Daijiworld Media Network - Hyderabad
Hyderabad, Oct 16: Walking after a meal is often overlooked as a simple yet powerful health habit. Without needing any fancy gear or gym memberships, a brisk walk can aid digestion, improve metabolism, and regulate blood sugar levels — but timing it right makes all the difference.
According to Dr. Sudhir Kumar, popularly known as hyderabaddoctor on social media, people with diabetes or prediabetes can benefit significantly from post-meal walks. “Walking after meals can lower post-meal glucose levels and even reduce HbA1c over time,” he said.

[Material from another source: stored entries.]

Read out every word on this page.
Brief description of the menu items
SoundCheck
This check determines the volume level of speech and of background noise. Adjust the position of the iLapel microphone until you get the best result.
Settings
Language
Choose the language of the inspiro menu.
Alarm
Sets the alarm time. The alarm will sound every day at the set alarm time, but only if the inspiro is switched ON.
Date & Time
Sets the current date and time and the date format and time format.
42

However, he cautioned against walking immediately after eating. “Walking right after finishing a meal (within 0–5 minutes) is beneficial but may cause discomfort or bloating, especially after heavy meals,” he explained.
So, when is the right time? Dr. Kumar suggests starting the walk 10–15 minutes after eating, ideally for 10–20 minutes at a light to moderate pace of 3–4 km per hour. “This period coincides with the rise in blood glucose as digestion begins, helping to blunt the glucose spike. A longer 30-minute walk can be even more beneficial after carb-rich meals,” he added.
Experts also highlight that the effectiveness of walking depends not just on timing but also on posture, pace, and consistency. Maintaining a steady rhythm, keeping the body upright, engaging the core, and swinging the arms naturally enhances results.
Regular walks, proper footwear, varied routes, and staying hydrated can further amplify the benefits. As simple as it may seem, walking the right way — and at the right time — can go a long way in improving overall health and well-being.